The American Apparel & Footwear Association (AAFA) sent a letter to President Joseph R. Biden today, urging the Administration to immediately engage with the International Longshoremen’s Association (ILA) and the United States Maritime Alliance (USMX) to restart labor contract negotiations to prevent a disruption, or even the threat of disruption, to service in East and Gulf Coast ports.

The letter reiterates that the current contract expires on September 30, 2024, and covers 45,000 dockworkers across 36 ports from Texas to Maine. Negotiations stalled in March 2023 after only a few weeks of talks. Any work slowdown or stoppage leading up to or after expiration of the contract would have a devastating impact on American consumers, American workers, and the U.S. economy. This is of considerable concern.

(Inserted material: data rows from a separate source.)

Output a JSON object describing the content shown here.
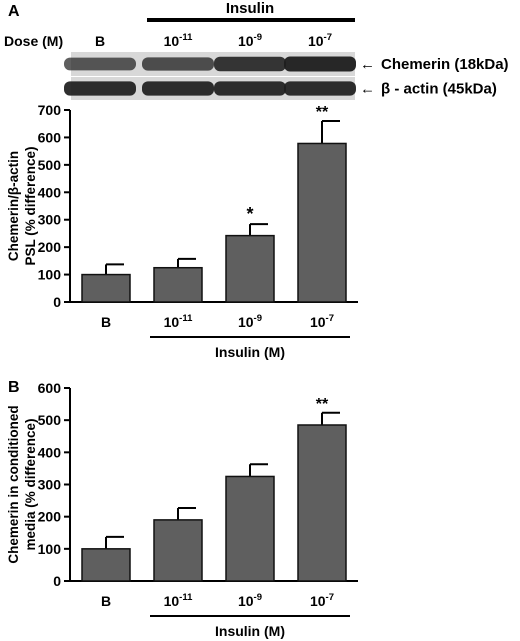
{
  "panel_a": {
    "label": "A",
    "top_group_label": "Insulin",
    "dose_label": "Dose (M)",
    "blot_lanes": [
      {
        "base": "B",
        "exp": ""
      },
      {
        "base": "10",
        "exp": "-11"
      },
      {
        "base": "10",
        "exp": "-9"
      },
      {
        "base": "10",
        "exp": "-7"
      }
    ],
    "blot_rows": [
      {
        "label": "Chemerin (18kDa)",
        "arrow": "←",
        "intensity": [
          0.55,
          0.62,
          0.82,
          0.92
        ]
      },
      {
        "label": "β - actin (45kDa)",
        "arrow": "←",
        "intensity": [
          0.88,
          0.88,
          0.88,
          0.88
        ]
      }
    ]
  },
  "panel_b": {
    "label": "B"
  },
  "colors": {
    "bar_fill": "#5f5f5f",
    "bar_stroke": "#111111",
    "blot_bg": "#d8d8d8",
    "band": "#1d1d1d"
  },
  "chart_data": [
    {
      "type": "bar",
      "panel": "A",
      "categories": [
        {
          "base": "B",
          "exp": ""
        },
        {
          "base": "10",
          "exp": "-11"
        },
        {
          "base": "10",
          "exp": "-9"
        },
        {
          "base": "10",
          "exp": "-7"
        }
      ],
      "values": [
        100,
        125,
        242,
        578
      ],
      "errors": [
        37,
        32,
        42,
        82
      ],
      "significance": [
        "",
        "",
        "*",
        "**"
      ],
      "ylabel_lines": [
        "Chemerin/β-actin",
        "PSL (% difference)"
      ],
      "yticks": [
        0,
        100,
        200,
        300,
        400,
        500,
        600,
        700
      ],
      "ylim": [
        0,
        700
      ],
      "group_label": "Insulin (M)",
      "grid": false
    },
    {
      "type": "bar",
      "panel": "B",
      "categories": [
        {
          "base": "B",
          "exp": ""
        },
        {
          "base": "10",
          "exp": "-11"
        },
        {
          "base": "10",
          "exp": "-9"
        },
        {
          "base": "10",
          "exp": "-7"
        }
      ],
      "values": [
        100,
        190,
        325,
        485
      ],
      "errors": [
        37,
        37,
        38,
        38
      ],
      "significance": [
        "",
        "",
        "",
        "**"
      ],
      "ylabel_lines": [
        "Chemerin in conditioned",
        "media (% difference)"
      ],
      "yticks": [
        0,
        100,
        200,
        300,
        400,
        500,
        600
      ],
      "ylim": [
        0,
        600
      ],
      "group_label": "Insulin (M)",
      "grid": false
    }
  ]
}
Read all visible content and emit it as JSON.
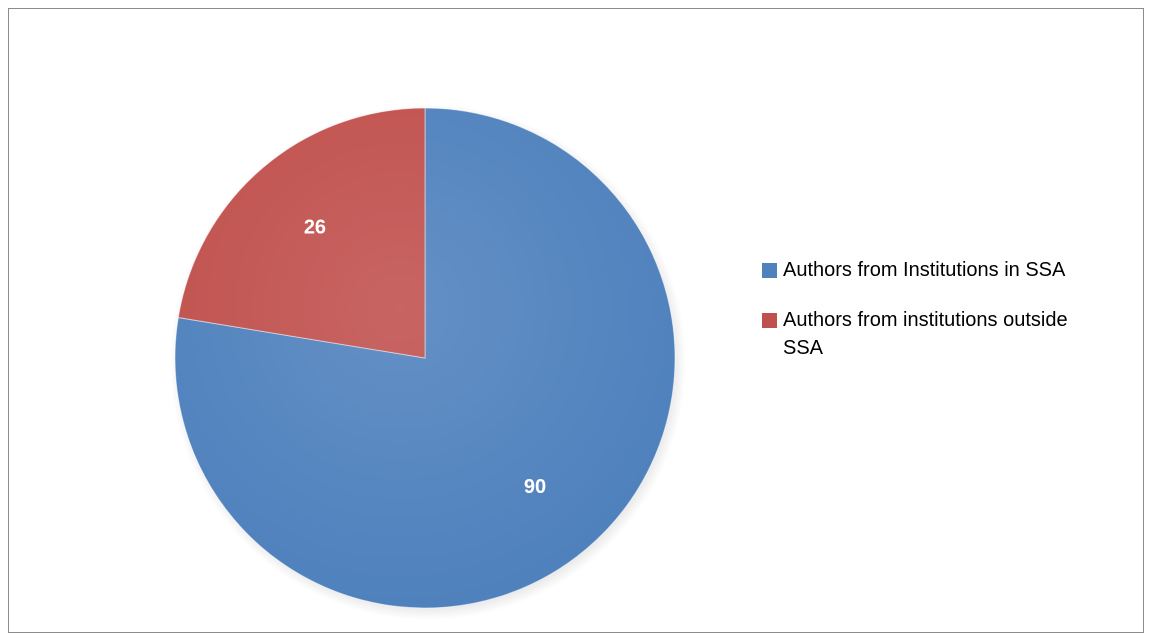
{
  "chart_data": {
    "type": "pie",
    "title": "",
    "slices": [
      {
        "label": "Authors from Institutions in SSA",
        "value": 90,
        "color": "#4f81bd"
      },
      {
        "label": "Authors from institutions outside SSA",
        "value": 26,
        "color": "#c0504d"
      }
    ],
    "data_labels": [
      "90",
      "26"
    ],
    "legend_position": "right",
    "start_angle_deg": 0,
    "direction": "clockwise"
  }
}
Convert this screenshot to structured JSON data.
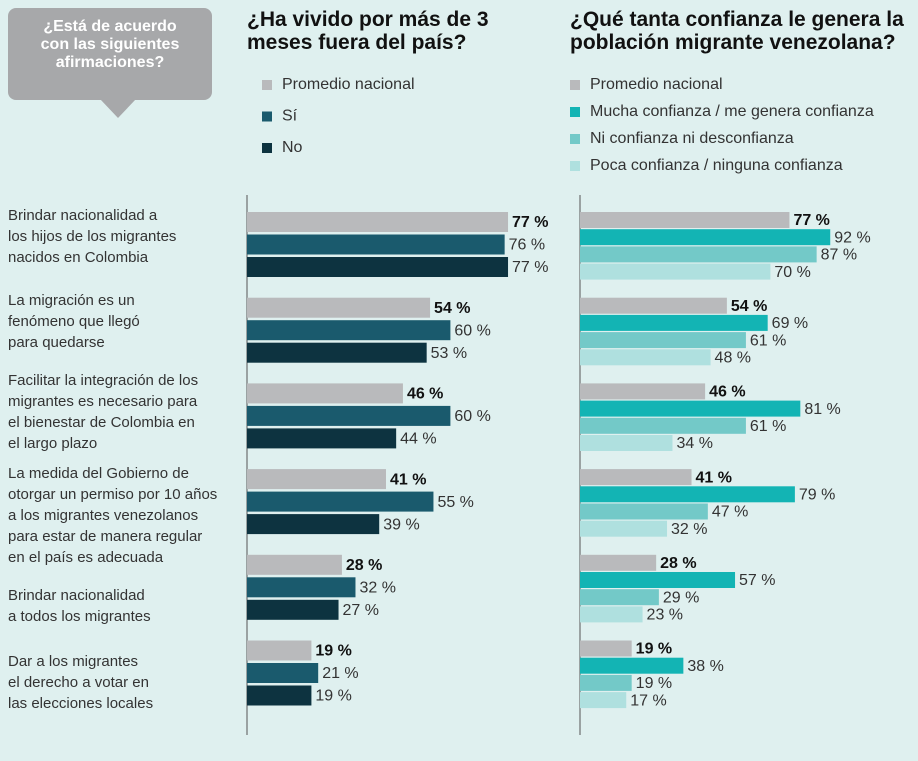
{
  "header": "¿Está de acuerdo\ncon las siguientes\nafirmaciones?",
  "chart_data": [
    {
      "type": "barh",
      "title": "¿Ha vivido por más de 3\nmeses fuera del país?",
      "categories": [
        "Brindar nacionalidad a\nlos hijos de los migrantes\nnacidos en Colombia",
        "La migración es un\nfenómeno que llegó\npara quedarse",
        "Facilitar la integración de los\nmigrantes es necesario para\nel bienestar de Colombia en\nel largo plazo",
        "La medida del Gobierno de\notorgar un permiso por 10 años\na los migrantes venezolanos\npara estar de manera regular\nen el país es adecuada",
        "Brindar nacionalidad\na todos los migrantes",
        "Dar a los migrantes\nel derecho a votar en\nlas elecciones locales"
      ],
      "xlim": [
        0,
        100
      ],
      "series": [
        {
          "name": "Promedio nacional",
          "color": "#b9babc",
          "values": [
            77,
            54,
            46,
            41,
            28,
            19
          ],
          "value_labels": [
            "77 %",
            "54 %",
            "46 %",
            "41 %",
            "28 %",
            "19 %"
          ]
        },
        {
          "name": "Sí",
          "color": "#1a5a6d",
          "values": [
            76,
            60,
            60,
            55,
            32,
            21
          ],
          "value_labels": [
            "76 %",
            "60 %",
            "60 %",
            "55 %",
            "32 %",
            "21 %"
          ]
        },
        {
          "name": "No",
          "color": "#0d3340",
          "values": [
            77,
            53,
            44,
            39,
            27,
            19
          ],
          "value_labels": [
            "77 %",
            "53 %",
            "44 %",
            "39 %",
            "27 %",
            "19 %"
          ]
        }
      ]
    },
    {
      "type": "barh",
      "title": "¿Qué tanta confianza le genera la\npoblación migrante venezolana?",
      "xlim": [
        0,
        100
      ],
      "series": [
        {
          "name": "Promedio nacional",
          "color": "#b9babc",
          "values": [
            77,
            54,
            46,
            41,
            28,
            19
          ],
          "value_labels": [
            "77 %",
            "54 %",
            "46 %",
            "41 %",
            "28 %",
            "19 %"
          ]
        },
        {
          "name": "Mucha confianza / me genera confianza",
          "color": "#13b4b4",
          "values": [
            92,
            69,
            81,
            79,
            57,
            38
          ],
          "value_labels": [
            "92 %",
            "69 %",
            "81 %",
            "79 %",
            "57 %",
            "38 %"
          ]
        },
        {
          "name": "Ni confianza ni desconfianza",
          "color": "#73c9c8",
          "values": [
            87,
            61,
            61,
            47,
            29,
            19
          ],
          "value_labels": [
            "87 %",
            "61 %",
            "61 %",
            "47 %",
            "29 %",
            "19 %"
          ]
        },
        {
          "name": "Poca confianza / ninguna confianza",
          "color": "#afe0df",
          "values": [
            70,
            48,
            34,
            32,
            23,
            17
          ],
          "value_labels": [
            "70 %",
            "48 %",
            "34 %",
            "32 %",
            "23 %",
            "17 %"
          ]
        }
      ]
    }
  ]
}
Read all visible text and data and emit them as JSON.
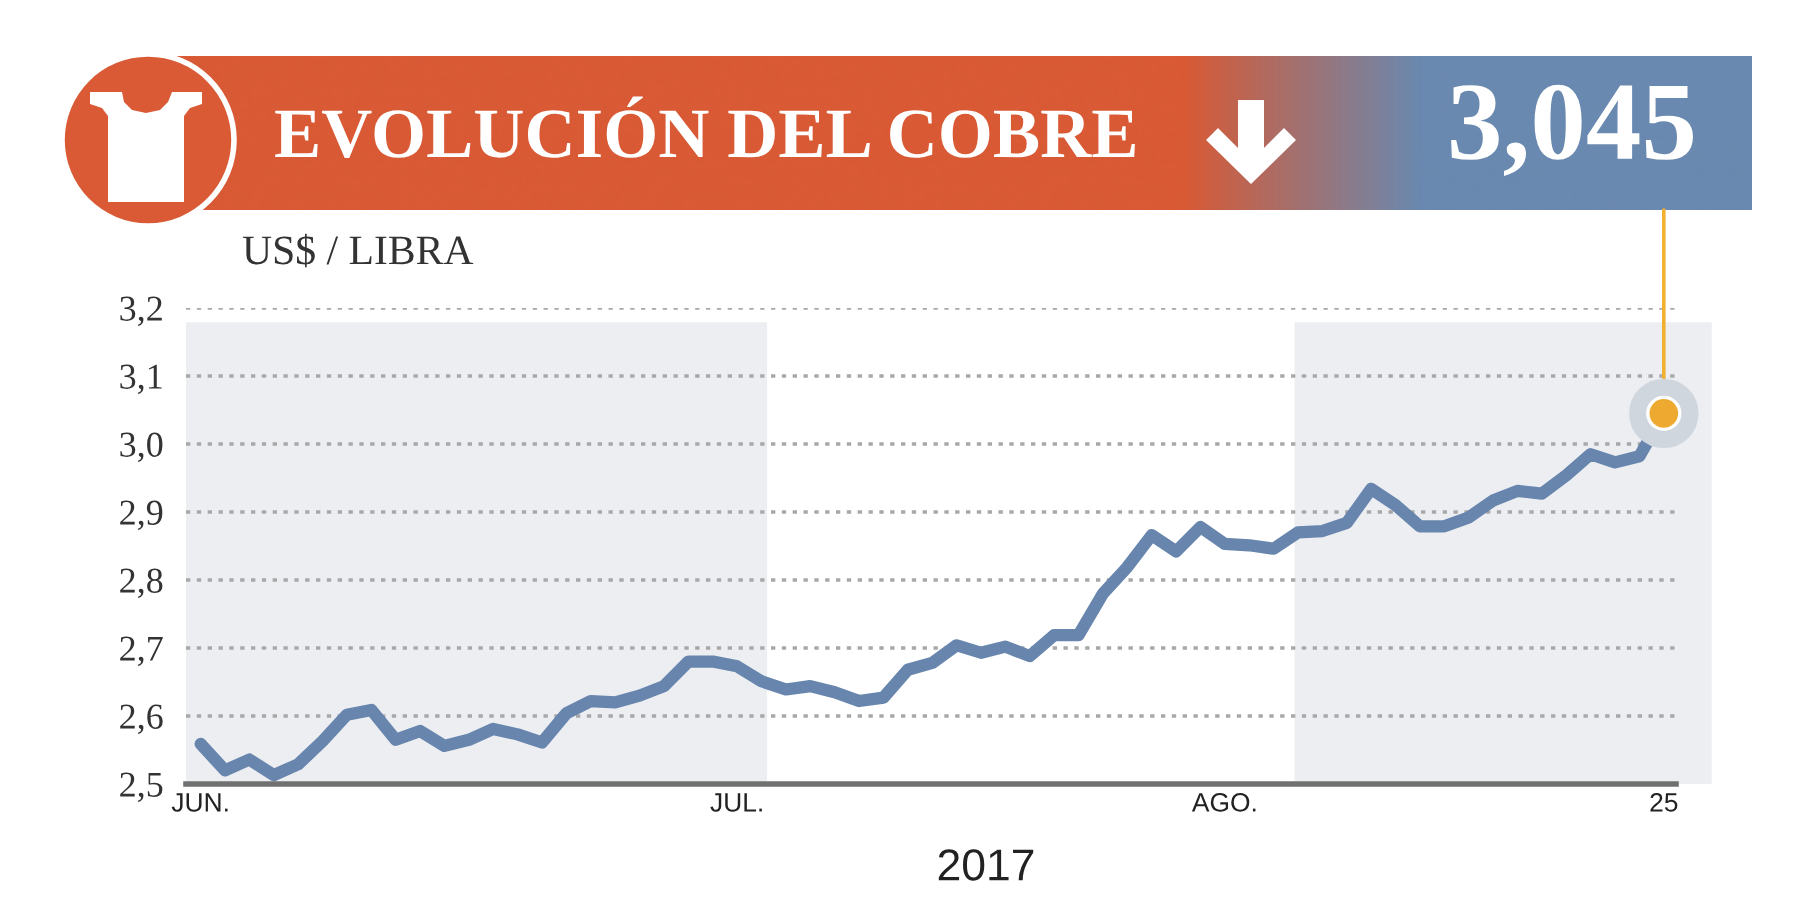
{
  "chart_data": {
    "type": "line",
    "title": "EVOLUCIÓN DEL COBRE",
    "ylabel": "US$ / LIBRA",
    "xlabel": "2017",
    "categories": [
      "JUN.",
      null,
      null,
      null,
      null,
      null,
      null,
      null,
      null,
      null,
      null,
      null,
      null,
      null,
      null,
      null,
      null,
      null,
      null,
      null,
      null,
      null,
      "JUL.",
      null,
      null,
      null,
      null,
      null,
      null,
      null,
      null,
      null,
      null,
      null,
      null,
      null,
      null,
      null,
      null,
      null,
      null,
      null,
      "AGO.",
      null,
      null,
      null,
      null,
      null,
      null,
      null,
      null,
      null,
      null,
      null,
      null,
      null,
      null,
      null,
      null,
      null,
      "25"
    ],
    "series": [
      {
        "color": "#6785ad",
        "values": [
          2.559,
          2.52,
          2.536,
          2.513,
          2.529,
          2.563,
          2.602,
          2.609,
          2.565,
          2.578,
          2.556,
          2.565,
          2.581,
          2.573,
          2.561,
          2.604,
          2.622,
          2.62,
          2.63,
          2.644,
          2.68,
          2.68,
          2.673,
          2.651,
          2.639,
          2.644,
          2.635,
          2.622,
          2.627,
          2.668,
          2.678,
          2.704,
          2.693,
          2.702,
          2.688,
          2.719,
          2.719,
          2.78,
          2.819,
          2.866,
          2.842,
          2.878,
          2.853,
          2.851,
          2.846,
          2.87,
          2.872,
          2.884,
          2.934,
          2.91,
          2.879,
          2.879,
          2.892,
          2.917,
          2.931,
          2.927,
          2.954,
          2.985,
          2.973,
          2.982,
          3.045
        ]
      }
    ],
    "ylim": [
      2.5,
      3.2
    ],
    "yticks": [
      {
        "value": 2.5,
        "label": "2,5"
      },
      {
        "value": 2.6,
        "label": "2,6"
      },
      {
        "value": 2.7,
        "label": "2,7"
      },
      {
        "value": 2.8,
        "label": "2,8"
      },
      {
        "value": 2.9,
        "label": "2,9"
      },
      {
        "value": 3.0,
        "label": "3,0"
      },
      {
        "value": 3.1,
        "label": "3,1"
      },
      {
        "value": 3.2,
        "label": "3,2"
      }
    ],
    "grid": "y",
    "line_style": "solid",
    "annotations": [
      {
        "text": "3,045",
        "x": "25",
        "y": 3.045
      }
    ]
  }
}
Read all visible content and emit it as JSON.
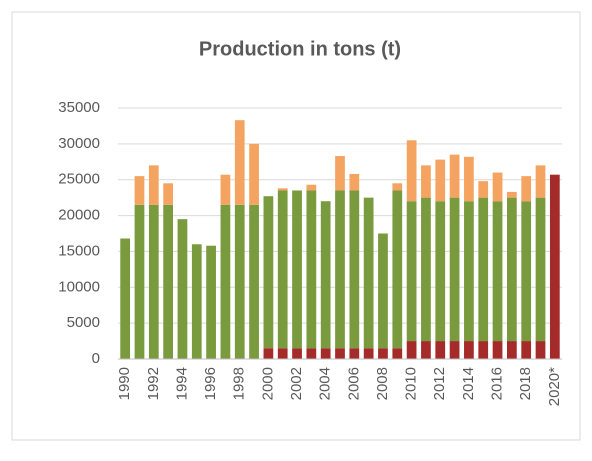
{
  "chart_data": {
    "type": "stacked-bar",
    "title": "Production in tons (t)",
    "categories": [
      "1990",
      null,
      "1992",
      null,
      "1994",
      null,
      "1996",
      null,
      "1998",
      null,
      "2000",
      null,
      "2002",
      null,
      "2004",
      null,
      "2006",
      null,
      "2008",
      null,
      "2010",
      null,
      "2012",
      null,
      "2014",
      null,
      "2016",
      null,
      "2018",
      null,
      "2020*"
    ],
    "series": [
      {
        "color": "#a52a2a",
        "values": [
          0,
          0,
          0,
          0,
          0,
          0,
          0,
          0,
          0,
          0,
          1500,
          1500,
          1500,
          1500,
          1500,
          1500,
          1500,
          1500,
          1500,
          1500,
          2500,
          2500,
          2500,
          2500,
          2500,
          2500,
          2500,
          2500,
          2500,
          2500,
          25700
        ]
      },
      {
        "color": "#7a9a3e",
        "values": [
          16800,
          21500,
          21500,
          21500,
          19500,
          16000,
          15800,
          21500,
          21500,
          21500,
          21200,
          22000,
          22000,
          22000,
          20500,
          22000,
          22000,
          21000,
          16000,
          22000,
          19500,
          20000,
          19500,
          20000,
          19500,
          20000,
          19500,
          20000,
          19500,
          20000,
          0
        ]
      },
      {
        "color": "#f4a460",
        "values": [
          0,
          4000,
          5500,
          3000,
          0,
          0,
          0,
          4200,
          11800,
          8500,
          0,
          300,
          0,
          800,
          0,
          4800,
          2300,
          0,
          0,
          1000,
          8500,
          4500,
          5800,
          6000,
          6200,
          2300,
          4000,
          800,
          3500,
          4500,
          0
        ]
      }
    ],
    "ylim": [
      0,
      35000
    ],
    "yticks": [
      0,
      5000,
      10000,
      15000,
      20000,
      25000,
      30000,
      35000
    ],
    "grid": true
  }
}
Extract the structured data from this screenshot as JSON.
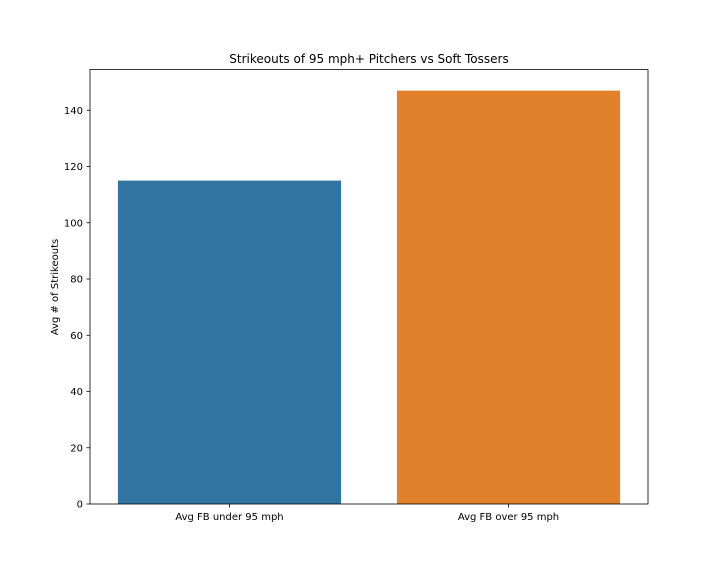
{
  "chart_data": {
    "type": "bar",
    "title": "Strikeouts of 95 mph+ Pitchers vs Soft Tossers",
    "xlabel": "",
    "ylabel": "Avg # of Strikeouts",
    "categories": [
      "Avg FB under 95 mph",
      "Avg FB over 95 mph"
    ],
    "values": [
      115,
      147
    ],
    "colors": [
      "#3274a1",
      "#e1812c"
    ],
    "ylim": [
      0,
      154.5
    ],
    "yticks": [
      0,
      20,
      40,
      60,
      80,
      100,
      120,
      140
    ],
    "grid": false,
    "legend": "none"
  }
}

More than half of all apparel/footwear/accessories move through U.S. East Coast ports. AAFA members are already experiencing significant supply chain challenges including those caused by the Panama Canal drought and Red Sea security crises. Any slowdown at the U.S. East Coast ports will cause significant delays, drive up costs, and further fuel inflation. East Coast disruption could also impair efforts to stem migratory pressures on our southern border.

"Because so much of the trade with Central America comes through the East and Gulf Coast ports, any disruption would undermine that partnership, putting at risk the work we are doing in concert with the Vice President’s Call to Action," said AAFA president and CEO Steve Lamar.

This letter follows related advocacy for engagement in West Coast Port negotiations last year, and for the importance of safeguarding commerce via the Red Sea.